N. R. Narayana Murthy
Co-founder and CEO
1981 – 2002Murthy led Infosys from founding through its most formative two decades — the period that established the company's culture, governance standards, delivery model, and market position. His key decisions were to establish transparent governance, employee stock ownership, professional management, and international reporting standards from the very start — choices that were unusual for Indian companies in the 1980s and 1990s but that created a trust premium with foreign clients who were skeptical of outsourcing to India. Under his leadership, Infosys completed its 1993 Indian IPO (despite weak demand that required underwriter support), introduced employee stock options that later created India's first salaried millionaires, became the first Indian company to list on NASDAQ in 1999 (a watershed moment for the entire Indian IT industry), launched Finacle as a banking product platform in 1999-2000, and built the Global Delivery Model that split client-facing work from offshore execution into a managed production system.
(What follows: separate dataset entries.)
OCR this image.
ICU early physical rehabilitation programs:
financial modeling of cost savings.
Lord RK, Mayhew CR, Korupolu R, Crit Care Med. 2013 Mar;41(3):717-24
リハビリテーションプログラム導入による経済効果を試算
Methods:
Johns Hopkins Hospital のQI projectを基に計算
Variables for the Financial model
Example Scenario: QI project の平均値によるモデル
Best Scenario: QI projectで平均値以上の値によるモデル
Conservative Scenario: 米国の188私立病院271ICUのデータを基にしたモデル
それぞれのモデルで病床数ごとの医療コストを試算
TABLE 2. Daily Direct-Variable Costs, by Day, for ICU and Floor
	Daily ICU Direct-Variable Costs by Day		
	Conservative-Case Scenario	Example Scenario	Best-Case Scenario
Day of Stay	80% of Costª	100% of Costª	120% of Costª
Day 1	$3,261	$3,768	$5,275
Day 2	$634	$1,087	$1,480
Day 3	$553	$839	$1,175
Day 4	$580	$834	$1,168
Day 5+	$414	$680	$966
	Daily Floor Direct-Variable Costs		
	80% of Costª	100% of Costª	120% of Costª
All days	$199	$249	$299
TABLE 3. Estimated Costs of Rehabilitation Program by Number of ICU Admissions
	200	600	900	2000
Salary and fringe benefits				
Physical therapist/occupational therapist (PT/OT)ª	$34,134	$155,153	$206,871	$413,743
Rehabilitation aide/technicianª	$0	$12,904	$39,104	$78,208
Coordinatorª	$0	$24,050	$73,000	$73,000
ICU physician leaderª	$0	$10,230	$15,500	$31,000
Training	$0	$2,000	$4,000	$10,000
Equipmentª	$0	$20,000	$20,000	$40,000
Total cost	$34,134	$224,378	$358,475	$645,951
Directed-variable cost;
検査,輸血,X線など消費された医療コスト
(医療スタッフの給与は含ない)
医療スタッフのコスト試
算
Revenue grew from zero to over $1 billion during his tenure as CEO. His most lasting contribution was making governance a commercial asset rather than a compliance burden — clients bought Infosys not only for cost savings but because the company behaved like a disciplined, auditable institution. Murthy also established the cultural norms that defined Infosys for decades: meritocratic promotions, transparent communication, ethical business practices, and the belief that a professionally run Indian company could compete globally without relying on family control, political connections, or opaque practices.